Now there is a disadvantage to this approach, and that is you
have to wait for the whole thing to be encrypted before you can
start doing the IO. I'm not sure how big a problem that is but
if it is bad enough to affect performance, we can look into adding
some form of partial completion to the crypto API.

Cheers,
--
Email: Herbert Xu <[email protected]>
Home Page: http://gondor.apana.org.au/~herbert/
PGP Key: http://gondor.apana.org.au/~herbert/pubkey.txt

2016-12-22 10:16:17

by Ofir Drang

[permalink] [raw]
Subject: RE: dm-crypt optimization



-----Original Message-----
From: Herbert Xu [mailto:[email protected]]
Sent: Thursday, December 22, 2016 10:59 AM
To: Binoy Jayan
Cc: Milan Broz; Oded Golombek; Ofir Drang; Arnd Bergmann; Mark Brown; Alasdair Kergon; David S. Miller; [email protected]; [email protected]; [email protected]; Rajendra; Linux kernel mailing list; [email protected]; Shaohua Li; Mike Snitzer
Subject: Re: dm-crypt optimization

On Thu, Dec 22, 2016 at 01:55:59PM +0530, Binoy Jayan wrote:
>>
>> > Support of bigger block sizes would be unsafe without additional
>> > mechanism that provides atomic writes of multiple sectors. Maybe it
>> > applies to 4k as well on some devices though...)
>>
>> Did you mean write to the crypto output buffers or the actual disk write?
>> I didn't quite understand how the block size for encryption affects
>> atomic writes as it is the block layer which handles them. As far as
>> dm-crypt is, concerned it just encrypts/decrypts a 'struct bio'
>> instance and submits the IO operation to the block layer.

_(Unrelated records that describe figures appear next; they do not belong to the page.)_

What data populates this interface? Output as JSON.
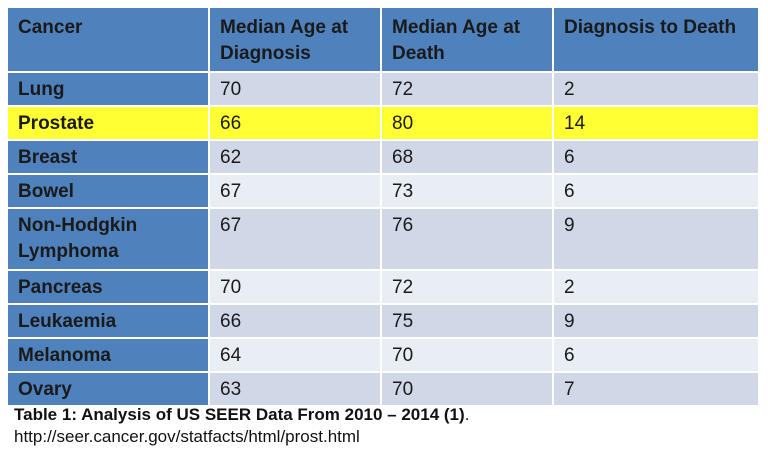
{
  "table": {
    "headers": [
      "Cancer",
      "Median Age at Diagnosis",
      "Median Age at Death",
      "Diagnosis to Death"
    ],
    "rows": [
      {
        "cancer": "Lung",
        "diagnosis": "70",
        "death": "72",
        "interval": "2"
      },
      {
        "cancer": "Prostate",
        "diagnosis": "66",
        "death": "80",
        "interval": "14"
      },
      {
        "cancer": "Breast",
        "diagnosis": "62",
        "death": "68",
        "interval": "6"
      },
      {
        "cancer": "Bowel",
        "diagnosis": "67",
        "death": "73",
        "interval": "6"
      },
      {
        "cancer": "Non-Hodgkin Lymphoma",
        "diagnosis": "67",
        "death": "76",
        "interval": "9"
      },
      {
        "cancer": "Pancreas",
        "diagnosis": "70",
        "death": "72",
        "interval": "2"
      },
      {
        "cancer": "Leukaemia",
        "diagnosis": "66",
        "death": "75",
        "interval": "9"
      },
      {
        "cancer": "Melanoma",
        "diagnosis": "64",
        "death": "70",
        "interval": "6"
      },
      {
        "cancer": "Ovary",
        "diagnosis": "63",
        "death": "70",
        "interval": "7"
      }
    ]
  },
  "caption": {
    "title": "Table 1: Analysis of US SEER Data From 2010 – 2014 (1)",
    "title_suffix": ".",
    "url": "http://seer.cancer.gov/statfacts/html/prost.html"
  },
  "colors": {
    "header_bg": "#4f81bd",
    "first_col_bg": "#4f81bd",
    "cell_bg": "#d0d8e8",
    "cell_alt_bg": "#e9edf4",
    "highlight": "#ffff33"
  }
}
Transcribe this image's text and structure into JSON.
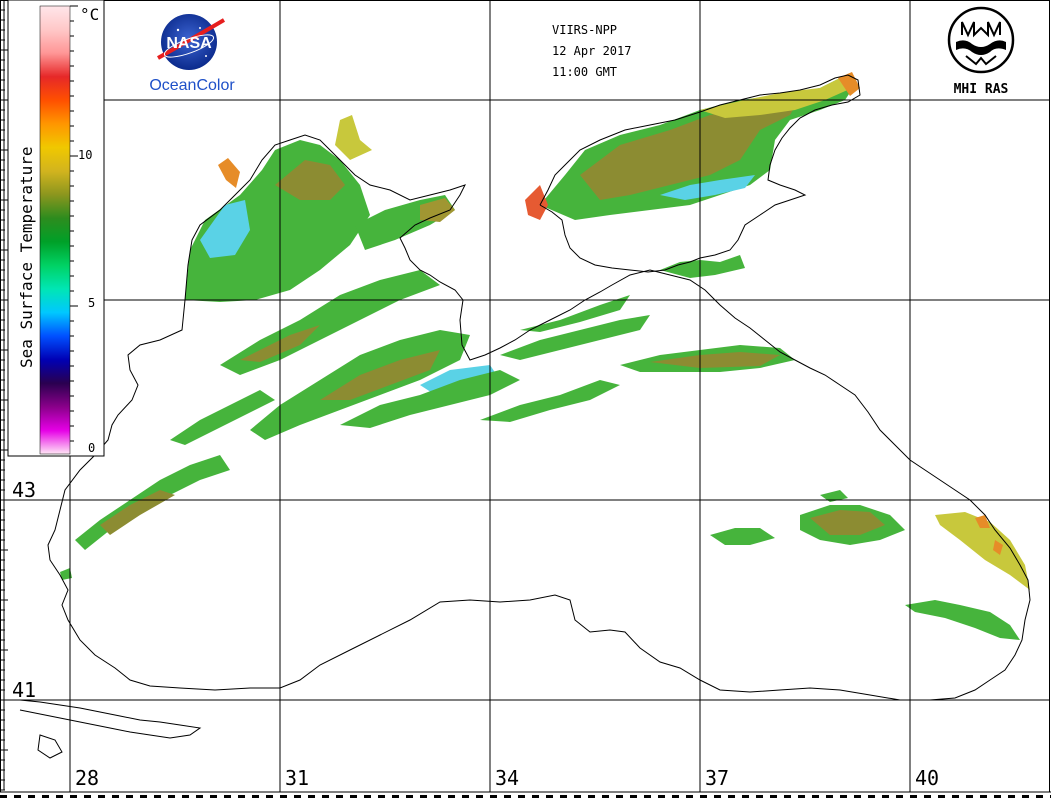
{
  "header": {
    "satellite": "VIIRS-NPP",
    "date": "12 Apr 2017",
    "time": "11:00 GMT"
  },
  "logos": {
    "left_badge": "NASA",
    "left_caption": "OceanColor",
    "right_caption": "MHI RAS"
  },
  "colorbar": {
    "title": "Sea Surface Temperature",
    "unit": "°C",
    "ticks": [
      "10",
      "5",
      "0"
    ],
    "colors": [
      "#ffe6f5",
      "#e600e6",
      "#8a008a",
      "#2a0050",
      "#0000b4",
      "#0050ff",
      "#00c8ff",
      "#00e6b4",
      "#00d264",
      "#00a028",
      "#2d8c1e",
      "#8c961e",
      "#d2b41e",
      "#f0c800",
      "#ff9600",
      "#ff5000",
      "#e62828",
      "#ff9696",
      "#ffc8c8",
      "#ffe6ea"
    ]
  },
  "grid": {
    "lon_labels": [
      "28",
      "31",
      "34",
      "37",
      "40"
    ],
    "lat_labels": [
      "43",
      "41"
    ]
  },
  "palette": {
    "green": "#46b43c",
    "olive": "#8c8c32",
    "yellow": "#c8c83c",
    "cyan": "#5ad2e6",
    "orange": "#e68c28",
    "coast": "#000000"
  }
}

>I think Milan's talking about increasing the real block size, which would obviously require the hardware to be able to write that out atomically, as otherwise it breaks the crypto.
>
>But if we can instead do the IV generation within the crypto API, then the block size won't be an issue at all. Because you can supply as many blocks as you want and they would be processed block-by-block.
>
>Now there is a disadvantage to this approach, and that is you have to wait for the whole thing to be encrypted before you can start doing the IO. I'm not sure how big a problem that is but if it is bad enough to affect performance, we can look into adding >some form of partial completion to the crypto API.
>
>Cheers,

But assuming we have hardware accelerator that know to handle the IV generation for each sector, it will make sense to send out to the hardware the maximum block size as this will allow us to better utilize the hardware and offload the software. So if possible we need to provide generic interface that will be able to optimize the hardware accelerates.

Thx Ofir
--
Email: Herbert Xu <[email protected]> Home Page: http://gondor.apana.org.au/~herbert/
PGP Key: http://gondor.apana.org.au/~herbert/pubkey.txt
IMPORTANT NOTICE: The contents of this email and any attachments are confidential and may also be privileged. If you are not the intended recipient, please notify the sender immediately and do not disclose the contents to any other person, use it for any purpose, or store or copy the information in any medium. Thank you.